Я пыталась забыть о той ночи. Впервые за пятнадцать лет я закрыла дневник и убрала его прочь. Ведение дневника требует размышлений, а мне не хотелось ни о чем размышлять.
После Нового года я вернулась в Кембридж, но стала сторониться своих друзей. Я видела, как дрожит земля, чувствовала приближающуюся катастрофу. Я ждала сейсмического сдвига, который изменит весь ландшафт. Знала, как это начнется. Шон обдумает то, что отец сказал ему по телефону. Раньше или позже он поймет, что мое отрицание – мои слова о том, что отец неправильно меня понял, – было ложью. А когда он это поймет, когда узнает правду, он будет презирать себя, пожалуй, целый час. А потом перенесет свое презрение на меня.
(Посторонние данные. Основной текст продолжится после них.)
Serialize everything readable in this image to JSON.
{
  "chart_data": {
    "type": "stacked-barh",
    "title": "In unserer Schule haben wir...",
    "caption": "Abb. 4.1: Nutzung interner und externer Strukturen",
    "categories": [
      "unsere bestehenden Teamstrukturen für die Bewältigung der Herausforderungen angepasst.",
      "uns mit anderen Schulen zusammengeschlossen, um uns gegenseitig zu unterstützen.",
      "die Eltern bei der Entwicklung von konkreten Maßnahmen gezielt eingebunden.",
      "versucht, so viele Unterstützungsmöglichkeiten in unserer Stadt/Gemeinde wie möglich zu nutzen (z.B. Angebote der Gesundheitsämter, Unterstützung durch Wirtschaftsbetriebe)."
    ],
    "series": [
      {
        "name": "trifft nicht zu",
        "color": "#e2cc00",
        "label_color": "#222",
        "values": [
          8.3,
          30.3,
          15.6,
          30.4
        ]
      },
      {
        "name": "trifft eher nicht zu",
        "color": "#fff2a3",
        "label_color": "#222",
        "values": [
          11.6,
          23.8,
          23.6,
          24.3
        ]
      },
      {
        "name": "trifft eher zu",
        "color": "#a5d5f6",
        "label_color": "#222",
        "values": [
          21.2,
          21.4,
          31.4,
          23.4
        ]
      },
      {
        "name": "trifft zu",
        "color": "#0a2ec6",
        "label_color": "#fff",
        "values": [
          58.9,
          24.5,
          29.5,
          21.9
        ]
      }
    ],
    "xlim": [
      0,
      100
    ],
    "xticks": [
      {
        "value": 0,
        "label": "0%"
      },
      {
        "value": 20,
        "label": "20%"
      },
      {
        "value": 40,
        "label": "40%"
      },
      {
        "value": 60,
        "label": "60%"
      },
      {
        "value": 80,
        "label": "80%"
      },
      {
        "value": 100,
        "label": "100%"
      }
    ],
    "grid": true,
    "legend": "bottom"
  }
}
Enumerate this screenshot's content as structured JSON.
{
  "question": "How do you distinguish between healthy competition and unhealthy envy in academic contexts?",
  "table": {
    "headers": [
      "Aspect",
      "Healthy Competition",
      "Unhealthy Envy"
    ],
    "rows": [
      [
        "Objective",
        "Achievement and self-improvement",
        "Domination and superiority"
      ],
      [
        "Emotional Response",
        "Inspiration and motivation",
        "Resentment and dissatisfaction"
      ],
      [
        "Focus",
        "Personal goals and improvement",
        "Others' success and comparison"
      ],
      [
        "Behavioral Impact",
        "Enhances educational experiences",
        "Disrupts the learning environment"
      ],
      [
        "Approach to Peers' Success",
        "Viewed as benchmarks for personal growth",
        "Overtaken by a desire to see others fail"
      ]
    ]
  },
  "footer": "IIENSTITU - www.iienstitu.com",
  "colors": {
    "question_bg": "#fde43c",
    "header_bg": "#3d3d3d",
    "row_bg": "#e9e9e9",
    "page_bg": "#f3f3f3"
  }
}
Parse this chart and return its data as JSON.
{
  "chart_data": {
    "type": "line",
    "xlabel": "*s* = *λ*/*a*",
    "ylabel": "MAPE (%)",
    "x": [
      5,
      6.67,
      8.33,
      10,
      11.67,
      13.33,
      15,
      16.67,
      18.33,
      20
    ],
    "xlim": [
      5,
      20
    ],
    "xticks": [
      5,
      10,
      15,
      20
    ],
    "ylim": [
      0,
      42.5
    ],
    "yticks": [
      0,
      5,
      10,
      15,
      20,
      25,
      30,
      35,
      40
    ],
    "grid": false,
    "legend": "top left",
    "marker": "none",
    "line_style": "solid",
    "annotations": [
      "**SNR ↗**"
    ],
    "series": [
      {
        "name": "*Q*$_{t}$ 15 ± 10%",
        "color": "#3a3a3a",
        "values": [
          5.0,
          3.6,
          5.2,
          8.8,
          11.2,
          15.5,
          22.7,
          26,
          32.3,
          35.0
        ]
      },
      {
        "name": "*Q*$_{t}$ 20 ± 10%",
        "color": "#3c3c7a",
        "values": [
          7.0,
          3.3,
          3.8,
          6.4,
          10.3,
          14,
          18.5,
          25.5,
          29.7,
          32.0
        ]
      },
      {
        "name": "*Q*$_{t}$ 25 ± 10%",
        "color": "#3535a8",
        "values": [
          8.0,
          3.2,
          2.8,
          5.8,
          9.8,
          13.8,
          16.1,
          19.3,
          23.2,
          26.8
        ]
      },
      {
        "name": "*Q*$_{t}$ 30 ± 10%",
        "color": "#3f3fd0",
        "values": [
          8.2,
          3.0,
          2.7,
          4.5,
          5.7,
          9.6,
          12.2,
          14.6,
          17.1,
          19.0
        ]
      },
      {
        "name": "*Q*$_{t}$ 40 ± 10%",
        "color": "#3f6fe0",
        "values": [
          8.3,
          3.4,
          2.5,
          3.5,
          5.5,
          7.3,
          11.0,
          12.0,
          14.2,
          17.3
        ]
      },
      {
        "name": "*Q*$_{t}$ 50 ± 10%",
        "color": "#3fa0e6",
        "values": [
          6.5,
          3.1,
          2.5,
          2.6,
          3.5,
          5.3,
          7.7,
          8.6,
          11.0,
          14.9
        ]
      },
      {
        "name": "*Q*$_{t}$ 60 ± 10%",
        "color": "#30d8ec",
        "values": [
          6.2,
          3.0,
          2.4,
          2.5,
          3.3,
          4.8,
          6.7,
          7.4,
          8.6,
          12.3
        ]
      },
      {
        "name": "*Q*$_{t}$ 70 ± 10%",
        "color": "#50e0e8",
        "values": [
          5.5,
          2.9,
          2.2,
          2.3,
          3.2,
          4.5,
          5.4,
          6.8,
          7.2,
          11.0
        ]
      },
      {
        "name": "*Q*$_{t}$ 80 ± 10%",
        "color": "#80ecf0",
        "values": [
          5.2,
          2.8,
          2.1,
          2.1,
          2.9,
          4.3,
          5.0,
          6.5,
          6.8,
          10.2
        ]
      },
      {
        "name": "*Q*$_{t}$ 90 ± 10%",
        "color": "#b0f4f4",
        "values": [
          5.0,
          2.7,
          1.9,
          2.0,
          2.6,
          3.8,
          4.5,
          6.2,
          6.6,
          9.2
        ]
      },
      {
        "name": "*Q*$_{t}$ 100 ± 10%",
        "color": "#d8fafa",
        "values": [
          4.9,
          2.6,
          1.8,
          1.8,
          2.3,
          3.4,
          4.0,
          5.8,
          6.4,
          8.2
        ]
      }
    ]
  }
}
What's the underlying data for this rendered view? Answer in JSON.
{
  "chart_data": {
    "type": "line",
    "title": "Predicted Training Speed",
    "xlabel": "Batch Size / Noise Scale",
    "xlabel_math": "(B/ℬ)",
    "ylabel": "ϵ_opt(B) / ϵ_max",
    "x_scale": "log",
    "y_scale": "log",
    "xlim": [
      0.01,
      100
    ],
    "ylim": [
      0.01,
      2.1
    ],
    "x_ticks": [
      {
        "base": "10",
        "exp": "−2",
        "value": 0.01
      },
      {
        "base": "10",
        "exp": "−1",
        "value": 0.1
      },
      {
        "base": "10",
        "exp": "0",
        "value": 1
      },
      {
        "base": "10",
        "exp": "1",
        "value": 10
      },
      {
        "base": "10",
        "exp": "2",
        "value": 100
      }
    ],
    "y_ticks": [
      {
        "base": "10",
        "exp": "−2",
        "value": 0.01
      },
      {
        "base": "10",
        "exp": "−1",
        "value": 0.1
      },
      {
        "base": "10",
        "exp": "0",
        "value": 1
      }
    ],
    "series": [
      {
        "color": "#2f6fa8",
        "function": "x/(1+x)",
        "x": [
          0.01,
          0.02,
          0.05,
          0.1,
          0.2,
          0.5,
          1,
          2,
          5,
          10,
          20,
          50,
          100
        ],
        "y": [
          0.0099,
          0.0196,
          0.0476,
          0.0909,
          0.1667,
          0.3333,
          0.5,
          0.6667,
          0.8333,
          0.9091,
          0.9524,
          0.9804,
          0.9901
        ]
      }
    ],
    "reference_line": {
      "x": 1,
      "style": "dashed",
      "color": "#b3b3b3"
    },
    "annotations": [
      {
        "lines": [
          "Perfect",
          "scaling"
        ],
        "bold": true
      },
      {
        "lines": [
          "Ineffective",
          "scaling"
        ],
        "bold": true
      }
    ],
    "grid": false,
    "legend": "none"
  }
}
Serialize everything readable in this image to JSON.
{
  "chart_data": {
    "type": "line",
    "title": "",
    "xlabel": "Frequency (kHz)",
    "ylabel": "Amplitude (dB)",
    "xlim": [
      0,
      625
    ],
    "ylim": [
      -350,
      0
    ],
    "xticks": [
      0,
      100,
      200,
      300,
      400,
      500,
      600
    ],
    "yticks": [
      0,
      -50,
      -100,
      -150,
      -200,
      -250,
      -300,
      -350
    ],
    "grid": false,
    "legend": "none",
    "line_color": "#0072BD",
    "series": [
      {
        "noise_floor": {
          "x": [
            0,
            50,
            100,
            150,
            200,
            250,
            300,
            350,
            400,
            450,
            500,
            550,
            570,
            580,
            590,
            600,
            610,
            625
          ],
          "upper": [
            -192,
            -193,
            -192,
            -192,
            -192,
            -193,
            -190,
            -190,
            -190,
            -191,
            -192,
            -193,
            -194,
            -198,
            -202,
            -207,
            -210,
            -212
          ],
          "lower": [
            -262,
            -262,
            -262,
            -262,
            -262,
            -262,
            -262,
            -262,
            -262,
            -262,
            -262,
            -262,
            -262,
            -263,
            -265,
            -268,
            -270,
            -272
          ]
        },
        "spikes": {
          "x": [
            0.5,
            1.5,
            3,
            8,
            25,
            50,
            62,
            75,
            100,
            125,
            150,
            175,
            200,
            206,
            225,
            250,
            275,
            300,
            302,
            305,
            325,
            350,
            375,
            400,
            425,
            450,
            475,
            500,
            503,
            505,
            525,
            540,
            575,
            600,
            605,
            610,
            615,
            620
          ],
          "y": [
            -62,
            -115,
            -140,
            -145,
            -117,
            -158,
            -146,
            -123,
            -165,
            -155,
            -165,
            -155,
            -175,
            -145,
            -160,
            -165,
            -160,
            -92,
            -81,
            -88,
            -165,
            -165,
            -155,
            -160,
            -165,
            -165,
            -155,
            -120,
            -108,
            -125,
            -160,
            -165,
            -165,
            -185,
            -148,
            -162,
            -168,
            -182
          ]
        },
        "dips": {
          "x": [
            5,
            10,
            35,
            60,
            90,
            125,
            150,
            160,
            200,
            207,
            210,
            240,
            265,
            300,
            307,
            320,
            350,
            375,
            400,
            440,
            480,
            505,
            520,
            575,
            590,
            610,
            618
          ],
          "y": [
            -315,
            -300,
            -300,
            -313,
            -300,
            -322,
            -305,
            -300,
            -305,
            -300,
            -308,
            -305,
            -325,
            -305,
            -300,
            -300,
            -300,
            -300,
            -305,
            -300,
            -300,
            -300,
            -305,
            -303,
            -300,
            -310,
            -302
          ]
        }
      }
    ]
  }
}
Это случилось в начале марта. Шон прислал мне электронное письмо. Ни приветствия, ни новостей. Только глава из Библии, из Евангелия от Матфея. Один стих выделен жирным: «Порождения ехиднины! как вы можете говорить доброе, будучи злы?» Я похолодела.
Через час Шон позвонил. Голос его был совершенно спокойным. Мы двадцать минут говорили о Питере, о том, как обстоят дела с его легкими. Потом Шон сказал:
– Мне нужно принять решение, и я хочу получить твой совет.
– Спрашивай.
– Я никак не могу решить… – Шон помолчал, мне даже показалось, что связь оборвалась. – Следует ли мне убить тебя самому или нанять киллера. – Снова наступила долгая пауза. – Наверное, дешевле будет кого-то нанять, если учесть цену перелета.
Я сделала вид, что не поняла, но Шон стал агрессивным. Он выкрикивал оскорбления, ругался. Я пыталась успокоить его, но все было бесполезно. Я буквально видела его лицо в тот момент. Я повесила трубку, но он звонил снова и снова и каждый раз повторял одно и то же: его убийца придет за мной, и я должна смотреть по сторонам. Я позвонила родителям.
– Он ничего такого не имел в виду, – сказала мама. – Как бы то ни было, у него нет таких денег.
– Не в этом дело…
Отец требовал доказательств:
– Ты не записала звонок? Как я могу поверить, что он говорил серьезно?
– Он говорил точно так же, когда угрожал мне окровавленным ножом.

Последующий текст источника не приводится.